The restructuring is the direct result of the recently closed acquisition of Prime European Therapeuticals, also known as Euticals. Euticals, headquartered in Lodi, Italy, specializes in custom synthesis and the manufacture of active pharmaceutical ingredients (APIs). That acquisition will make AMRI one of the largest independent developers and suppliers of API in the industry.
“This significantly expands AMRI’s customer base, further diversifies our revenue streams, and moves us significantly closer to our goal of reaching $1 billion in annual revenues by 2018,” said William Marth, AMRI’s president and chief executive officer, in a July statement. “The Euticals acquisition accelerates our company’s strategy to become a global, preeminent provider of contract research, development and manufacturing services to the pharmaceutical industry, while at the same time enhancing our ability to expertly serve our customers.”
As part of the restructuring plan, AMRI expects one-time cash and non-cash charges related to the workforce reduction and other transition activities to be between $5.8 and $7.3 million.
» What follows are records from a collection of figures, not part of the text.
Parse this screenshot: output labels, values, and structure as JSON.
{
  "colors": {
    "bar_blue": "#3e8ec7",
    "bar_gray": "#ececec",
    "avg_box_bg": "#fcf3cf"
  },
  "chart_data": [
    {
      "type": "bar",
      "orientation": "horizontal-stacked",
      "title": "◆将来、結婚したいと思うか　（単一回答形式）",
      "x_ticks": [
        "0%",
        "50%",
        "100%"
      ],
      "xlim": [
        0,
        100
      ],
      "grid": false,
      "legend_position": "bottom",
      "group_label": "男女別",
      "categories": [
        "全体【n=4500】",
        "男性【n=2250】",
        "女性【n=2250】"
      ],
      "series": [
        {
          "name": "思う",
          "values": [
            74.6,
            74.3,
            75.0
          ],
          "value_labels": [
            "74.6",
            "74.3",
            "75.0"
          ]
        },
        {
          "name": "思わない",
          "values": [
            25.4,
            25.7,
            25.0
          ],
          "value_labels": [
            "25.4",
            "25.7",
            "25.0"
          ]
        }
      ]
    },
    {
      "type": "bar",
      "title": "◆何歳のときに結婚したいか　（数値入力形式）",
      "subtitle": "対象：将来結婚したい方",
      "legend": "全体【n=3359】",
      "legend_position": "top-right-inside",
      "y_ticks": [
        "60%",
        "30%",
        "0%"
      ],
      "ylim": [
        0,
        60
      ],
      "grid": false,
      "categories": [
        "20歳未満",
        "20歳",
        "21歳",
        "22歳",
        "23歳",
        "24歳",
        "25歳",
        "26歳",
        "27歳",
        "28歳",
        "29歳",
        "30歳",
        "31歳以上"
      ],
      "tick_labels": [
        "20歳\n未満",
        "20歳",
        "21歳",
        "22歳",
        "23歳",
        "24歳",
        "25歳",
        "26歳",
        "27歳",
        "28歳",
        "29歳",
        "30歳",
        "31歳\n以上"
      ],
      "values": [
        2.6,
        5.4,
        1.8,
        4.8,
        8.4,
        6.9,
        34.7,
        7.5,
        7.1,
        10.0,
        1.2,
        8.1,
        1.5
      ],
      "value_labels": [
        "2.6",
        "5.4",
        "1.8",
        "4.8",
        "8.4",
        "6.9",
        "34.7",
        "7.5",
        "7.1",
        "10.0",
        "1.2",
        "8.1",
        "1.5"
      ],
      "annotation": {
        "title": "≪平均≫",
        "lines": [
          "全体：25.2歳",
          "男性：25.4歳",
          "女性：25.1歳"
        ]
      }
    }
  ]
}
That will also include non-cash fixed asset impairment charges of about $0.06 million related to the shuttering of a Euticals location and non-cash share-based compensation modification charges equaling about $0.16 million.
AMRI expects that cash charges of about $5.5 to $7.1 million of employee and other costs will be paid in the second half of this year.
At the company’s second-quarter financial report on Aug. 4, AMRI indicated contract revenue for the quarter of $116.5 million, up 37 percent from the same period in 2015. Its recurring royalty revenue was $4.4 million. Contract margins were 29 percent in the second quarter compared to 24 percent in the second quarter of 2015.
Total revenue for the six-month period that ended June 30 was $226.4 million, up 32 percent from the same period last year.
The company’s guidance took into account the acquisition of Euticals. The company projects full-year revenue of $590 to $615 million, with incremental revenue from Euticals being about $123 million.
“Solid execution of our strategy resulted in a successful quarter with strong revenue driven largely by the contributions of our acquisitions and strong performances in our commercial operations,” Marth said in a statement. “Higher margin businesses such as Whitehouse Labs and Gadea, as well as strong results in our DDS and Drug Product businesses significantly enhanced our performance this quarter. We are confident that our plan will enable us to meet our outlook for the full year 2016, especially with the addition of Euticals, which brings us compelling strategic benefits and adds to our ability to generate meaningful value for our customers and shareholders longer term.”